NPL researchers have synthesised a security ink that emits intense red colour due to fluorescence when exposed to 254 nm wavelength UV and emits green colour due to phosphorescence soon after the UV source is turned off.
A novel security ink that emits intense red colour when exposed to 254 nm wavelength UV and emits green colour soon after the UV source is turned off has been synthesised by a team of researchers from the Delhi-based national Physical Laboratory (CSIR-NPL). The emission of red is due to fluorescence while green is due to phosphorescence phenomenon. Both red and green can be clearly seen by naked eyes under ambient conditions.
The red colour is emitted at 611 nm wavelength while the green is emitted at 532 nm. The ink has the potential to be used as a security feature on currency notes and passports.
“To the best of our knowledge, this is the first report of an ink that contains two pigments that emit different colours at very different wavelengths when exposed to UV light of a particular wavelength,” says Dr. Bipin Kumar Gupta from NPL who led the team of researchers. The results were published in the Journal of Materials Chemistry C.
What makes two emissions possible
Unlike in other materials, the ink shows phosphorescence as the emission of the red pigment is not quenched by the green pigment while UV lamp is on as the two have very different emission wavelengths — 611 nm for red and 532 nm for green.
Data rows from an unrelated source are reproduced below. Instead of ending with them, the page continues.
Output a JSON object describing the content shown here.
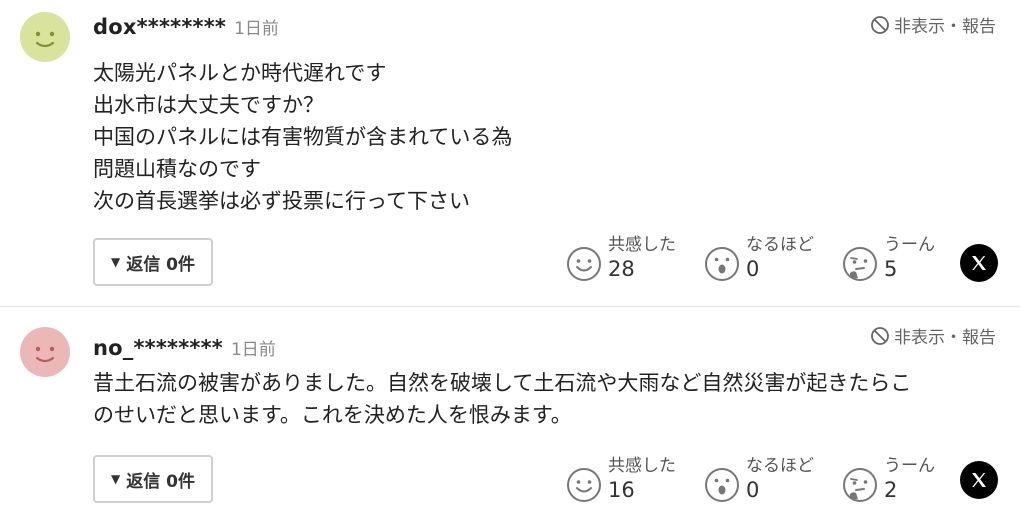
{
  "comments": [
    {
      "username": "dox********",
      "timestamp": "1日前",
      "hide_report": "非表示・報告",
      "avatar_color": "#d9e39c",
      "body_lines": [
        "太陽光パネルとか時代遅れです",
        "出水市は大丈夫ですか？",
        "中国のパネルには有害物質が含まれている為",
        "問題山積なのです",
        "次の首長選挙は必ず投票に行って下さい"
      ],
      "reply_label": "返信 0件",
      "reactions": [
        {
          "icon": "smile-face-icon",
          "label": "共感した",
          "count": "28"
        },
        {
          "icon": "surprised-face-icon",
          "label": "なるほど",
          "count": "0"
        },
        {
          "icon": "thinking-face-icon",
          "label": "うーん",
          "count": "5"
        }
      ],
      "share_icon": "x-logo-icon"
    },
    {
      "username": "no_********",
      "timestamp": "1日前",
      "hide_report": "非表示・報告",
      "avatar_color": "#ecb7b7",
      "body_lines": [
        "昔土石流の被害がありました。自然を破壊して土石流や大雨など自然災害が起きたらこ",
        "のせいだと思います。これを決めた人を恨みます。"
      ],
      "reply_label": "返信 0件",
      "reactions": [
        {
          "icon": "smile-face-icon",
          "label": "共感した",
          "count": "16"
        },
        {
          "icon": "surprised-face-icon",
          "label": "なるほど",
          "count": "0"
        },
        {
          "icon": "thinking-face-icon",
          "label": "うーん",
          "count": "2"
        }
      ],
      "share_icon": "x-logo-icon"
    }
  ]
}
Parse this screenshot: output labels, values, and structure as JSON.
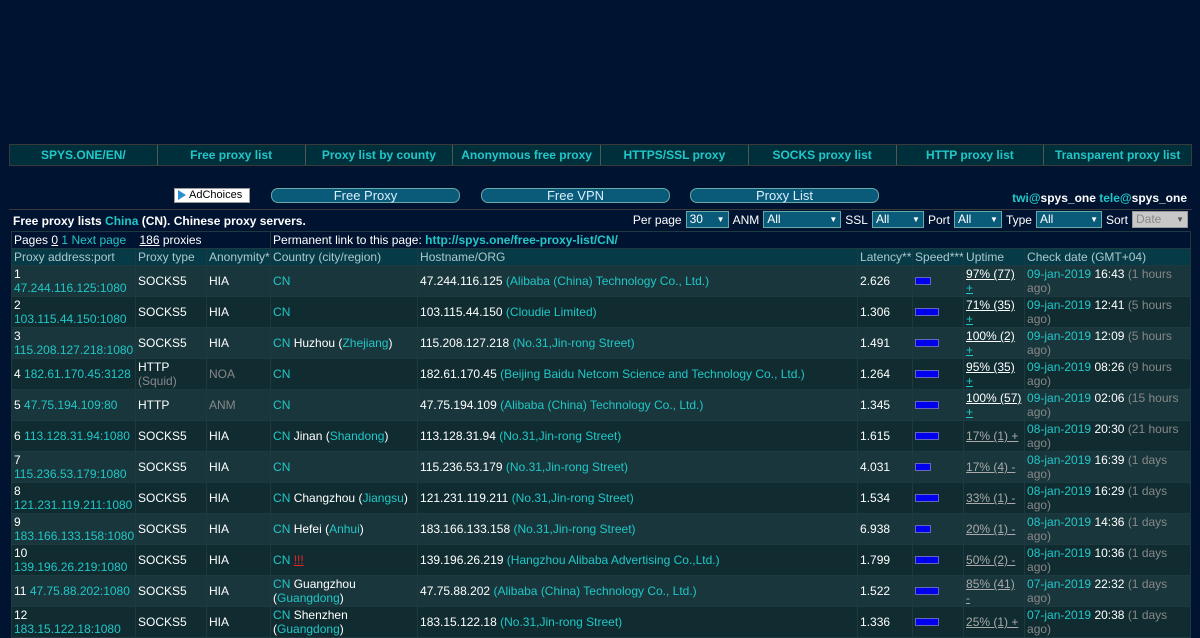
{
  "topnav": [
    "SPYS.ONE/EN/",
    "Free proxy list",
    "Proxy list by county",
    "Anonymous free proxy",
    "HTTPS/SSL proxy",
    "SOCKS proxy list",
    "HTTP proxy list",
    "Transparent proxy list"
  ],
  "promo": {
    "adchoices": "AdChoices",
    "buttons": [
      "Free Proxy",
      "Free VPN",
      "Proxy List"
    ],
    "contact1": "twi@",
    "contact1_handle": "spys_one",
    "contact2": "tele@",
    "contact2_handle": "spys_one"
  },
  "filter": {
    "title_pre": "Free proxy lists ",
    "country": "China",
    "title_post": " (CN). Chinese proxy servers.",
    "per_page_label": "Per page",
    "per_page": "30",
    "anm_label": "ANM",
    "anm": "All",
    "ssl_label": "SSL",
    "ssl": "All",
    "port_label": "Port",
    "port": "All",
    "type_label": "Type",
    "type": "All",
    "sort_label": "Sort",
    "sort": "Date"
  },
  "info": {
    "pages_label": "Pages",
    "page0": "0",
    "page1": "1",
    "next": "Next page",
    "count": "186",
    "count_label": " proxies",
    "perma_label": "Permanent link to this page: ",
    "perma_url": "http://spys.one/free-proxy-list/CN/"
  },
  "headers": [
    "Proxy address:port",
    "Proxy type",
    "Anonymity*",
    "Country (city/region)",
    "Hostname/ORG",
    "Latency**",
    "Speed***",
    "Uptime",
    "Check date (GMT+04)"
  ],
  "rows": [
    {
      "n": "1",
      "addr": "47.244.116.125:1080",
      "type": "SOCKS5",
      "anon": "HIA",
      "cc": "CN",
      "city": "",
      "region": "",
      "host": "47.244.116.125",
      "org": "(Alibaba (China) Technology Co., Ltd.)",
      "lat": "2.626",
      "uptime": "97% (77)",
      "upsign": "+",
      "date": "09-jan-2019",
      "time": "16:43",
      "ago": "(1 hours ago)"
    },
    {
      "n": "2",
      "addr": "103.115.44.150:1080",
      "type": "SOCKS5",
      "anon": "HIA",
      "cc": "CN",
      "city": "",
      "region": "",
      "host": "103.115.44.150",
      "org": "(Cloudie Limited)",
      "lat": "1.306",
      "uptime": "71% (35)",
      "upsign": "+",
      "date": "09-jan-2019",
      "time": "12:41",
      "ago": "(5 hours ago)"
    },
    {
      "n": "3",
      "addr": "115.208.127.218:1080",
      "type": "SOCKS5",
      "anon": "HIA",
      "cc": "CN",
      "city": "Huzhou",
      "region": "Zhejiang",
      "host": "115.208.127.218",
      "org": "(No.31,Jin-rong Street)",
      "lat": "1.491",
      "uptime": "100% (2)",
      "upsign": "+",
      "date": "09-jan-2019",
      "time": "12:09",
      "ago": "(5 hours ago)"
    },
    {
      "n": "4",
      "addr": "182.61.170.45:3128",
      "type": "HTTP",
      "typesub": "(Squid)",
      "anon": "NOA",
      "cc": "CN",
      "city": "",
      "region": "",
      "host": "182.61.170.45",
      "org": "(Beijing Baidu Netcom Science and Technology Co., Ltd.)",
      "lat": "1.264",
      "uptime": "95% (35)",
      "upsign": "+",
      "date": "09-jan-2019",
      "time": "08:26",
      "ago": "(9 hours ago)"
    },
    {
      "n": "5",
      "addr": "47.75.194.109:80",
      "type": "HTTP",
      "anon": "ANM",
      "cc": "CN",
      "city": "",
      "region": "",
      "host": "47.75.194.109",
      "org": "(Alibaba (China) Technology Co., Ltd.)",
      "lat": "1.345",
      "uptime": "100% (57)",
      "upsign": "+",
      "date": "09-jan-2019",
      "time": "02:06",
      "ago": "(15 hours ago)"
    },
    {
      "n": "6",
      "addr": "113.128.31.94:1080",
      "type": "SOCKS5",
      "anon": "HIA",
      "cc": "CN",
      "city": "Jinan",
      "region": "Shandong",
      "host": "113.128.31.94",
      "org": "(No.31,Jin-rong Street)",
      "lat": "1.615",
      "uptime": "17% (1) +",
      "upsign": "",
      "date": "08-jan-2019",
      "time": "20:30",
      "ago": "(21 hours ago)"
    },
    {
      "n": "7",
      "addr": "115.236.53.179:1080",
      "type": "SOCKS5",
      "anon": "HIA",
      "cc": "CN",
      "city": "",
      "region": "",
      "host": "115.236.53.179",
      "org": "(No.31,Jin-rong Street)",
      "lat": "4.031",
      "uptime": "17% (4) -",
      "upsign": "",
      "date": "08-jan-2019",
      "time": "16:39",
      "ago": "(1 days ago)"
    },
    {
      "n": "8",
      "addr": "121.231.119.211:1080",
      "type": "SOCKS5",
      "anon": "HIA",
      "cc": "CN",
      "city": "Changzhou",
      "region": "Jiangsu",
      "host": "121.231.119.211",
      "org": "(No.31,Jin-rong Street)",
      "lat": "1.534",
      "uptime": "33% (1) -",
      "upsign": "",
      "date": "08-jan-2019",
      "time": "16:29",
      "ago": "(1 days ago)"
    },
    {
      "n": "9",
      "addr": "183.166.133.158:1080",
      "type": "SOCKS5",
      "anon": "HIA",
      "cc": "CN",
      "city": "Hefei",
      "region": "Anhui",
      "host": "183.166.133.158",
      "org": "(No.31,Jin-rong Street)",
      "lat": "6.938",
      "uptime": "20% (1) -",
      "upsign": "",
      "date": "08-jan-2019",
      "time": "14:36",
      "ago": "(1 days ago)"
    },
    {
      "n": "10",
      "addr": "139.196.26.219:1080",
      "type": "SOCKS5",
      "anon": "HIA",
      "cc": "CN",
      "city": "",
      "region": "",
      "flag": "!!!",
      "host": "139.196.26.219",
      "org": "(Hangzhou Alibaba Advertising Co.,Ltd.)",
      "lat": "1.799",
      "uptime": "50% (2) -",
      "upsign": "",
      "date": "08-jan-2019",
      "time": "10:36",
      "ago": "(1 days ago)"
    },
    {
      "n": "11",
      "addr": "47.75.88.202:1080",
      "type": "SOCKS5",
      "anon": "HIA",
      "cc": "CN",
      "city": "Guangzhou",
      "region": "Guangdong",
      "host": "47.75.88.202",
      "org": "(Alibaba (China) Technology Co., Ltd.)",
      "lat": "1.522",
      "uptime": "85% (41) -",
      "upsign": "",
      "date": "07-jan-2019",
      "time": "22:32",
      "ago": "(1 days ago)"
    },
    {
      "n": "12",
      "addr": "183.15.122.18:1080",
      "type": "SOCKS5",
      "anon": "HIA",
      "cc": "CN",
      "city": "Shenzhen",
      "region": "Guangdong",
      "host": "183.15.122.18",
      "org": "(No.31,Jin-rong Street)",
      "lat": "1.336",
      "uptime": "25% (1) +",
      "upsign": "",
      "date": "07-jan-2019",
      "time": "20:38",
      "ago": "(1 days ago)"
    }
  ],
  "colors": {
    "bg": "#001331",
    "accent": "#21c7c7",
    "speed_bar": "#0000ee"
  }
}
Also, when exposed to 254 nm UV light, the excitation spectrum of one does not cover the other.
The team first synthesised the pigments that emit red and green colours. For the red pigment, sodium yttrium fluorite doped with europium was synthesised through hydrothermal method. For the green, the researchers mixed strontium aluminium oxide and doped it with europium and dysprosium.
“We have to use two dopants for the green pigment as continuous generation of photons is needed for phosphorescence. In this case, the europium provides the electrons while dysprosium provides the holes. The electrons and holes recombine to create photons,” explains Dr. Gupta.
The shape makes it possible
The red and green pigments synthesised separately are mixed in 3:1 weight ratio and heated to 400 degree C for three hours. “Annealing [heating] at 400 degree C ensures that the rods [of sodium yttrium fluorite red pigment] adhere to the spheres [of the strontium aluminium oxide green pigment],” says Dr. Gupta. “If the two pigments are mixed without annealing then the two pigments would separate out during ink formation and the desired property of the ink to produce dual emission with single excitation will not be possible.”
The ink is prepared by dispersing the two pigments that have been mixed at a high temperature in a commercially available polyvinyl chloride (PVC) medium and vigorously stirred for an hour.
“The advantage of having the rods sticking to the spheres is that the rods don’t cover the spheres completely and so both the pigments are exposed to UV irradiation,” says Amit Kumar Gangwar from NPL and first author of the paper. “In the core-shell structure that we tried, the shell tends to block UV excitation and so the emission of the material that forms the core is reduced.”
While the green phosphorescence is seen even if the ink is briefly exposed to UV radiation, exposing the ink to UV for 15 minutes ensures that the phosphorescence lasts for about four hours.
Durable and stable
The researchers found the images printed on ordinary paper using the ink exhibited excellent physical durability and chemical stability. There was no noticeable change in emission from the images even at the end of six months when exposed to both high (about 42 degree C) and low (10 degree C) temperatures and high humidity. No change in the emission was seen when the images were exposed to various bleaching solutions. “We carried out accelerated testing and found that the images can be stable for more than 20 years,” says Dr. Gupta.